Einigung von Union und SPD

So soll die nationale Diabetes-Strategie aussehen

Nach langem Streit will die Koalition bei der nationalen Diabetes-Strategie endlich Fakten schaffen: Union und SPD haben die Ziele abgesteckt, der Bundestag soll in der kommenden Woche grünes Licht geben.

Von Thomas Hommel Veröffentlicht:
Teil der Diabetes-Strategie ist, dass Adipositas und die Themen Ernährung und Bewegung stärker in der ärztlichen Fort- und Weiterbildung berücksichtigt werden.

Teil der Diabetes-Strategie ist, dass Adipositas und die Themen Ernährung und Bewegung stärker in der ärztlichen Fort- und Weiterbildung berücksichtigt werden.

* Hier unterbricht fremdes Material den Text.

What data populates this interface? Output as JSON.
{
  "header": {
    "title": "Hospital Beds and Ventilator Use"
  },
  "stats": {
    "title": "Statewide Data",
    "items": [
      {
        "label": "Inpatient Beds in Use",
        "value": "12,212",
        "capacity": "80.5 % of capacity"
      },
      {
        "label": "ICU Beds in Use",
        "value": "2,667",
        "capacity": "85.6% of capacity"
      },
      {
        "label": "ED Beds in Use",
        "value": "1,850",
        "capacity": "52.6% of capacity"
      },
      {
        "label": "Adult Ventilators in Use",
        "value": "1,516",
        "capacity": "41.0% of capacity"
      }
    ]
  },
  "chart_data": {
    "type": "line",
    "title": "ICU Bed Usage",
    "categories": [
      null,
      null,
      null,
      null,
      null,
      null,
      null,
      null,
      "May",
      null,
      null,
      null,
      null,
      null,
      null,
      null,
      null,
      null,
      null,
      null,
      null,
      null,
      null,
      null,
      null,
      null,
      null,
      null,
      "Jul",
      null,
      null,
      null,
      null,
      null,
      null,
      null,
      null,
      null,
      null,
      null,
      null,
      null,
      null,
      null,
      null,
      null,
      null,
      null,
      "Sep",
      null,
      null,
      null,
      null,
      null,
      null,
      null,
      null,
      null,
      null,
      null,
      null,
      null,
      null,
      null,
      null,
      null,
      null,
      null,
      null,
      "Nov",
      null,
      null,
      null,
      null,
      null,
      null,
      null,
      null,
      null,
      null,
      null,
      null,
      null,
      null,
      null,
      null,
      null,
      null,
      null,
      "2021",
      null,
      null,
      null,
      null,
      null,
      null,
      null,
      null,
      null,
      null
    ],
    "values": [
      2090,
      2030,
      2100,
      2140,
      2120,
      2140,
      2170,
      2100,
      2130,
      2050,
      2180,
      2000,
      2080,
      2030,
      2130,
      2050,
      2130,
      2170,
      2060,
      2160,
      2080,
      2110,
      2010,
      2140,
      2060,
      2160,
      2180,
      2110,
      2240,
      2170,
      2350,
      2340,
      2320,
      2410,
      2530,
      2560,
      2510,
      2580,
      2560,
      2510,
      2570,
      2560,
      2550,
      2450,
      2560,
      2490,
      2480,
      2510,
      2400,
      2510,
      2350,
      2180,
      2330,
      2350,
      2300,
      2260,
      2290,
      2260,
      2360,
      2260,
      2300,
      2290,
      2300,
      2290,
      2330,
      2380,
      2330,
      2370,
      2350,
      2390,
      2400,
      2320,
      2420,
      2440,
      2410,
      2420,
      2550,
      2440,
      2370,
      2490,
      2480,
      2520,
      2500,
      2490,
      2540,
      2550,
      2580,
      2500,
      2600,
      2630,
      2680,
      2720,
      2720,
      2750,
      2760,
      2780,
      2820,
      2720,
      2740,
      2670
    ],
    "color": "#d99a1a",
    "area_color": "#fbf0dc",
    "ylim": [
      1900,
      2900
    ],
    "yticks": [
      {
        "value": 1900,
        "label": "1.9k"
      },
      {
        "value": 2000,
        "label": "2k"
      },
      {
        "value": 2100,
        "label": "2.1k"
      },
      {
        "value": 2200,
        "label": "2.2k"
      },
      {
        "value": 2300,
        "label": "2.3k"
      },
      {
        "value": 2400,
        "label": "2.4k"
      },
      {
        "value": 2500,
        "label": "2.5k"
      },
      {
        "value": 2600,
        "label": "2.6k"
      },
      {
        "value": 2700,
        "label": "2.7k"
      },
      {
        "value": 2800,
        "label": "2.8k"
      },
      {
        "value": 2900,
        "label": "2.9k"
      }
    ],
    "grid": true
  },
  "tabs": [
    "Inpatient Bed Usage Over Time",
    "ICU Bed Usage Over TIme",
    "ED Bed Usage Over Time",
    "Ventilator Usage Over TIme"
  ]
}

© Photographee.eu / Fotolia

Berlin. Bei der nationalen Diabetes-Strategie gibt es Bewegung. Nach Informationen der „Ärzte Zeitung“ haben sich Union und SPD auf einen Initiativantrag verständigt. Nächste Woche will der Bundestag darüber beraten. Der Antrag liegt der „Ärzte Zeitung“ vor.

„Damit geht die Diabetes-Strategie jetzt ihren Weg“, sagte SPD-Fraktionsvize Bärbel Bas am Donnerstag der „Ärzte Zeitung“. In ihrem Antrag machten die Fraktionen klar, „wo es hingehen soll“. Die Bundesregierung habe für eine „zügige“ Umsetzung zu sorgen. „Wir werden als Parlament genau hinschauen, ob das auch passiert“, betonte Bas.

Die Diabetes-Strategie ist im Koalitionsvertrag als Ziel formuliert. Zu einer Verabschiedung ist es trotz mehrerer Anläufe bislang nicht gekommen. Verrannt hatten sich Union und SPD bei der Frage der verbindlichen Zuckerreduktion unter anderem in Erfrischungsgetränken.

Streitpunkt Zuckerreduktion

Der nun vorliegende Antrag enthält einen Kompromiss dazu: Die Zuckerreduktion wird als „wichtiges Ziel“ der nationalen Reduktions- und Innovationsstrategie bezeichnet, da gesüßte Limonaden vor allem von Kindern und Jugendlichen konsumiert würden. Branchenbezogen sei bis Ende 2025 eine freiwillige Zuckerreduktion um 15 Prozent in den Getränken vereinbart. Krankenkassen und Fachgesellschaften forderten eine verbindliche Reduktion von 50 Prozent.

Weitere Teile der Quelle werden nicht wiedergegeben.